À quand un politicien pour citer Kevin Lambert au sujet du capitalisme à outrance que le jeune auteur relève plus particulièrement dans son plus récent roman Que notre joie demeure? Feue Marie-Claire Blais avec son «esprit punk» a tant écrit avec en filigrane un certain militantisme. Joséphine Bacon, elle, n’est-elle pas reine pour traduire dans une somptueuse poésie qui fait son effet à tous coups des réalités autochtones? Sans oublier les écrivains issus de l’immigration qui dépeignent leur réalité comme personne, et ceux qui traitent de la situation des aînés, etc. La Canadienne Margaret Atwood, avec ses dystopies à la Servante écarlate qui ne me semblent parfois pas si éloignées des ambitions d’une certaine droite conservatrice, aurait tellement, elle aussi, de quoi alimenter des discours… Bref, vous voyez l’idée?

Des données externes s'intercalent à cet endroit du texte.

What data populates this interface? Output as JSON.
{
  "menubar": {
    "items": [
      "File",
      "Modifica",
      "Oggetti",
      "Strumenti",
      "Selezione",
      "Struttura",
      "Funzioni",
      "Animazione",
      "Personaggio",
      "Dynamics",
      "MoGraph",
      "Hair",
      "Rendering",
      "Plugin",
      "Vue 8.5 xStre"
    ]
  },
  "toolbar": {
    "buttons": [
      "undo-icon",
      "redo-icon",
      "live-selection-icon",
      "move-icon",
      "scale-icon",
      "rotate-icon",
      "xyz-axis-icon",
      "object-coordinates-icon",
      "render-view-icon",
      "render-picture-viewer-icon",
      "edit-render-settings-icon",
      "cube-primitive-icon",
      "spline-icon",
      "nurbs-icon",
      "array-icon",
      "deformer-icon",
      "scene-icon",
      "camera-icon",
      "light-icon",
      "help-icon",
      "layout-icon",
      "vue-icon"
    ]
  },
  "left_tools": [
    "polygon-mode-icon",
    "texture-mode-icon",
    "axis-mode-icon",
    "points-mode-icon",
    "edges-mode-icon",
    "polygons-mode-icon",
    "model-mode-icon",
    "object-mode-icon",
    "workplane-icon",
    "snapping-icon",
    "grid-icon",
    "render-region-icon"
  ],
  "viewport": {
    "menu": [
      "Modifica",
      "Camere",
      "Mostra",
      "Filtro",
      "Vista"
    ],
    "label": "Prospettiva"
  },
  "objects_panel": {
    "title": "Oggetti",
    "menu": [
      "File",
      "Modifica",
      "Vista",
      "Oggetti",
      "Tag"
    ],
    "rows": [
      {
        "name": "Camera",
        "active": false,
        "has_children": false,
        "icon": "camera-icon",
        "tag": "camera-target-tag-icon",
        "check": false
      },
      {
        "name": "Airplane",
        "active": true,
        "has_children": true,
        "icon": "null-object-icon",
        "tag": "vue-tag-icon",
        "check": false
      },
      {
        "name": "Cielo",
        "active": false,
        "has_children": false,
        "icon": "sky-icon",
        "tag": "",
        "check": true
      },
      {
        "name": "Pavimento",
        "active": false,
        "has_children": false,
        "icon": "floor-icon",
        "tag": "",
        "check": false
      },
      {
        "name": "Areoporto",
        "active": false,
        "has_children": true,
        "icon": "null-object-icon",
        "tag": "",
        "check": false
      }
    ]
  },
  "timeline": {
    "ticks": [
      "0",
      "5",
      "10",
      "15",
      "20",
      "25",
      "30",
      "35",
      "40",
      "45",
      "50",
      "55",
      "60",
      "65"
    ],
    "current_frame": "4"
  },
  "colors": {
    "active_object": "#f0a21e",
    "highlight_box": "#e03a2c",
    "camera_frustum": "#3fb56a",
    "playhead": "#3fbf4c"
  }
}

«Toutes les grandes œuvres littéraires possèdent une portée politique», affirme l’écrivaine française Camille de Toledo, interrogée par Gefen. Oui, la vie démocratique dans son ensemble aurait tout à gagner à profiter des lettres.

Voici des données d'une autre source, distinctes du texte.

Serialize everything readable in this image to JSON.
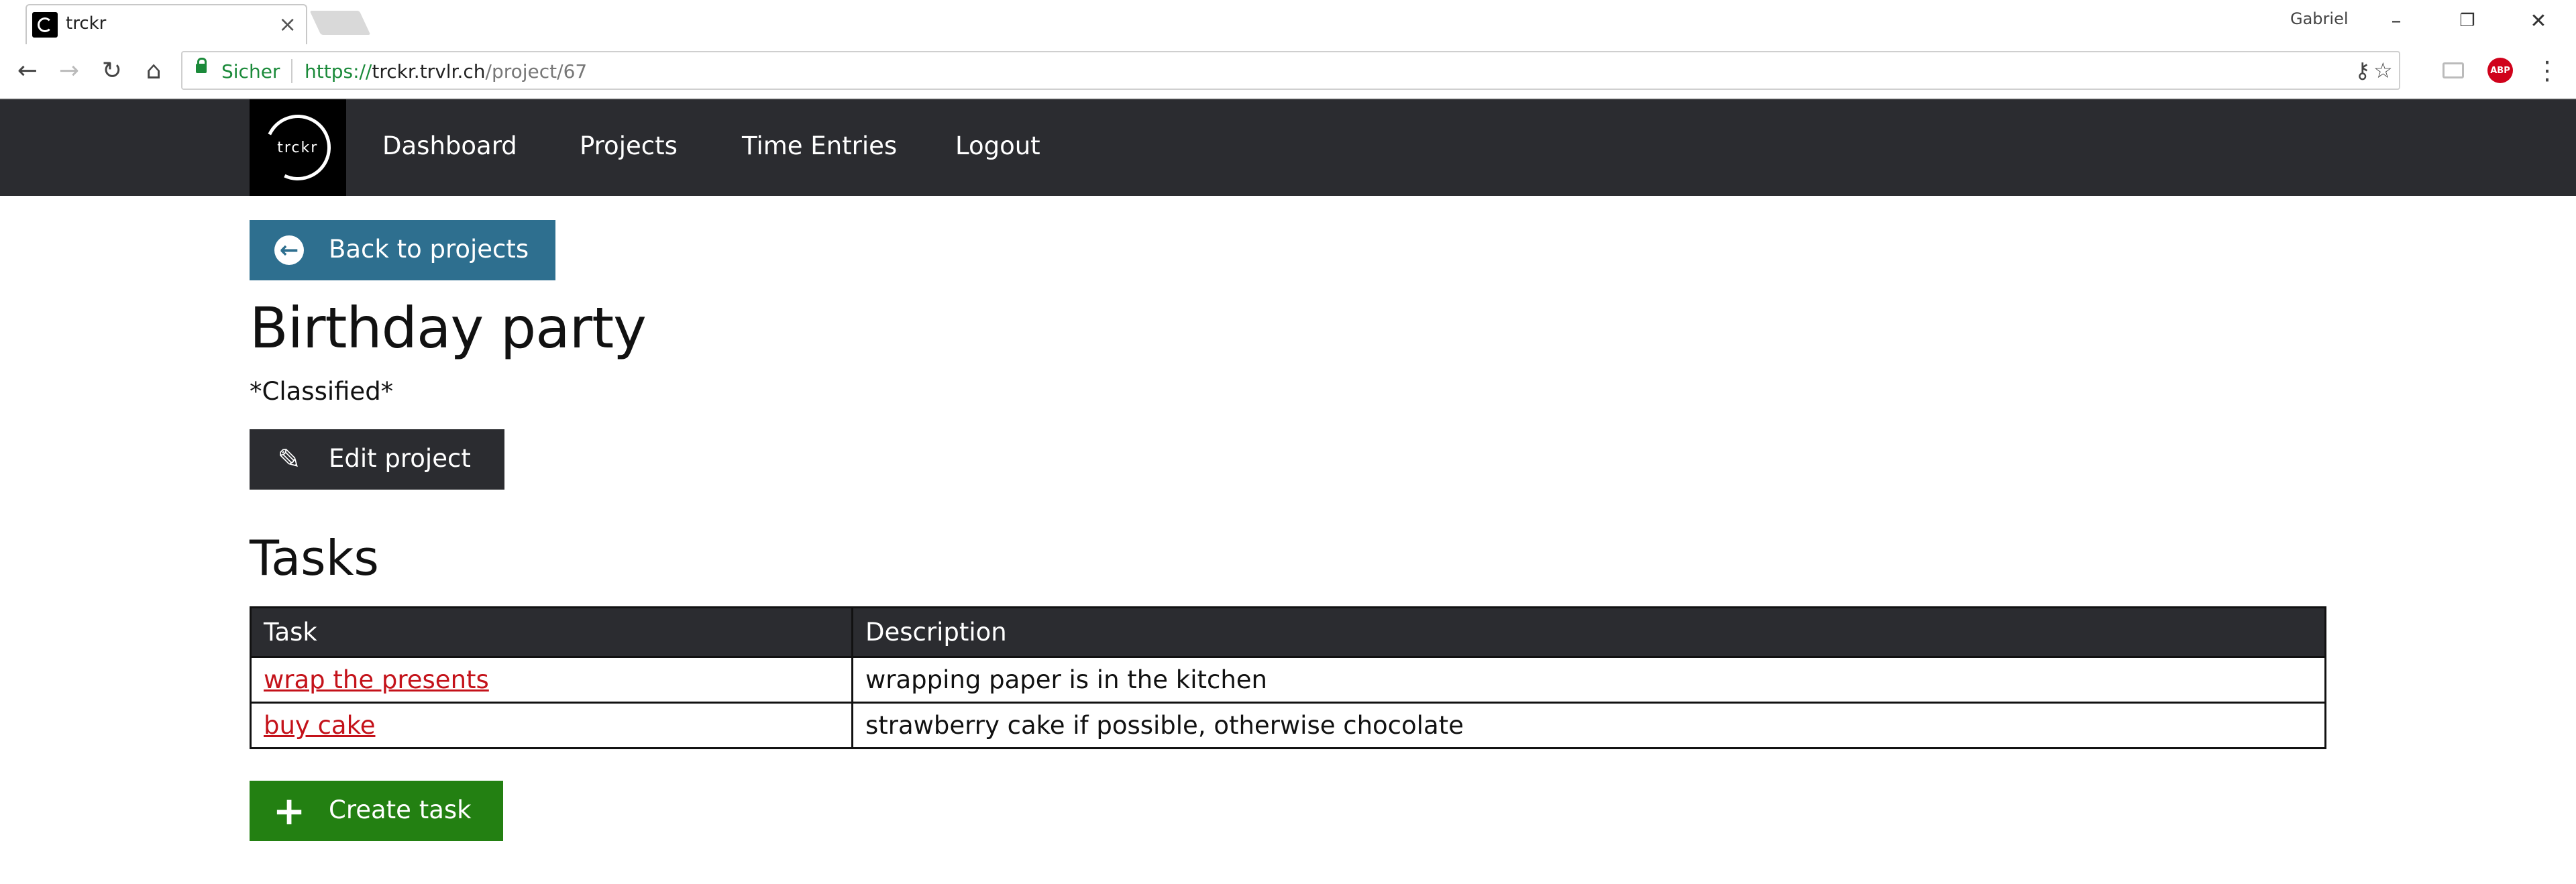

«Certaines convergences subsistent entre radicalité politique et radicalités littéraires […] c’est le cas pour les narrations écologiques contemporaines ou les récits féministes en particulier, qui cherchent à transformer les structures mêmes de notre perception en rompant avec l’anthropomorphisme et le paternalisme: faire voir autrement, c’est déjà agir politiquement», écrit dans son introduction l’auteur de La littérature est une affaire politique. 

À quand un politicien pour citer Kevin Lambert au sujet du capitalisme à outrance que le jeune auteur relève plus particulièrement dans son plus récent roman Que notre joie demeure?

Trouver les bonnes lignes

Encore faut-il que nos élus et aspirants dans la présente course puissent trouver les bonnes lignes. Pour ça, ça prend l’envie, la curiosité, l’éducation, la culture, les réflexes… Et aussi un entourage solide pour orienter les choix, mettre en relief ce qui dans l’Histoire de la littérature vaut le détour.

Comment pouvons-nous espérer lutter contre le décrochage, notre haut taux d’analphabétisme, notre faible littératie, la pauvreté et la violence inscrites dans le cercle vicieux du manque d’instruction si nos propres politiciens n’arrivent pas à intégrer les grandes œuvres de la littérature à leur pensée?

Je fais un petit ricochet en insistant encore sur l’idée d’enseigner davantage les classiques dans les cours de français dès le secondaire. Victor Hugo, Simone de Beauvoir et Albert Camus n’ont jamais tué personne. Anne Hébert, Gaston Miron et Gabrielle Roy non plus. J’en suis encore à essayer de rattraper mes lacunes de ce côté tant j’ai l’impression de n’avoir quasiment rien lu dans ma scolarité secondaire et collégiale. La formation des dirigeants de demain se passe maintenant.

Les écrivains du 20e, mais tellement aussi ceux du 21e siècle, participent à la Cité, «par leur corps comme par leur œuvre», observe l’essayiste. Ils contribuent à renouveler le récit collectif social et historique et redonnent ainsi un sens politique au monde en l’auscultant comme seuls savent le faire les auteurs. La politique présente serait folle de s’en passer. Pourtant, pourquoi ai-je l’impression qu’on sort chaque fois nos auteurs autour du 12 août – j’achète un livre québécois! – comme on le ferait avec un lapin d’un chapeau? Bravo! Magie! Feux d’artifice! Puis, fin du spectacle dès le lendemain. Voyons! La littérature ne doit pas être qu’un événement divertissant pour faire cute et bien paraître. Elle doit servir la démocratie au quotidien et ça commence en campagne électorale. Hélas, en bruit de fond, beaucoup de chants de criquets et du réchauffé sur des fondations bancales alors que la littérature, elle, c’est du ciment avec du style.  

* Claire Legendre et Alexandre Gefen auront un échange autour de l’ouvrage de ce dernier, La littérature est une affaire politique, à la Librairie du Square à Montréal le mardi 20 septembre à 18h.